The panel also rejected Harvard’s argument for an⁤ “actual notice” ⁣exception, accusing the school of “gaslighting.” Judge Selya emphasized the importance of deadlines in ‌a claims-based policy like this, stating that⁣ enforcing the notice requirement promotes fairness in rate setting.

The appeals ‍court explained that a claims-made policy aims to minimize ⁢the time⁢ between a⁢ claim being made and the payment. If an ‍insurer is unaware of a claim until years later,⁣ the purpose of insuring claims rather‌ than occurrences is ‍undermined.

The court’s opinion emphasized that in Massachusetts, notice​ provisions of claims-made⁤ policies are essential and intended to facilitate investigations into ⁣claims and promote fairness in rate ⁣setting.

9-Year Legal ⁢Battle

The ⁣dispute ⁣over Harvard’s ​admissions ⁣policy‍ began in 2014 when the ⁤SFFA, representing a coalition of students who claimed discrimination‍ based‌ on their Asian ancestry, ⁣filed a ⁢lawsuit. In 2020,‌ the Court of Appeals ​for ‍the 1st Circuit upheld a lower court ⁤decision ‍that Harvard’s consideration of ‌race in its admissions process is not discriminatory. This prompted the SFFA ​to take the legal battle ‌to the⁤ U.S. Supreme Court.

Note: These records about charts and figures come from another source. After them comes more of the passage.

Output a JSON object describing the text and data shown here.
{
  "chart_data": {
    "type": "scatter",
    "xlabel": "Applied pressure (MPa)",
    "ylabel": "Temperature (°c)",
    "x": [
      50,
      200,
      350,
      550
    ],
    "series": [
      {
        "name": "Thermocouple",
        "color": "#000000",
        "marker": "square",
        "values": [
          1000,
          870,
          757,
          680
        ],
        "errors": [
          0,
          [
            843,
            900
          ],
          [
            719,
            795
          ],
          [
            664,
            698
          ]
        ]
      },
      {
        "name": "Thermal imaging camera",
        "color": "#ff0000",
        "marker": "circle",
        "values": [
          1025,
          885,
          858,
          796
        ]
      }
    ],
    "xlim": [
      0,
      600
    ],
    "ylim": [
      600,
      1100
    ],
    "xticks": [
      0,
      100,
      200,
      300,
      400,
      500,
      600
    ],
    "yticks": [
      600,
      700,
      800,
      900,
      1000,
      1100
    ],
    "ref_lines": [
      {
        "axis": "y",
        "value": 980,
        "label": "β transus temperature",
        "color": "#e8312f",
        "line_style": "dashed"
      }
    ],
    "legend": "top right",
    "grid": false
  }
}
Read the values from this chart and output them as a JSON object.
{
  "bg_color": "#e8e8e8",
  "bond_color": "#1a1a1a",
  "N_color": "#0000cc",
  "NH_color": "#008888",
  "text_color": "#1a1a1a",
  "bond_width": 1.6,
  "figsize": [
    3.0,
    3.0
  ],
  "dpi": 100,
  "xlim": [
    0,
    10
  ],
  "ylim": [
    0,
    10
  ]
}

In⁢ a significant ruling this June, ‍the Supreme Court declared it unconstitutional for colleges and‌ universities to use race as a factor in​ admissions decisions. Chief ⁤Justice John Roberts,‌ writing for the conservative-leaning majority, criticized institutions that prioritize an individual’s skin color over their achievements‍ and character.

Justice‍ Sonia Sotomayor dissented, expressing concerns about the future of racial equality in the United States and criticizing‍ her conservative colleagues for promoting a⁤ “superficial rule of colorblindness.”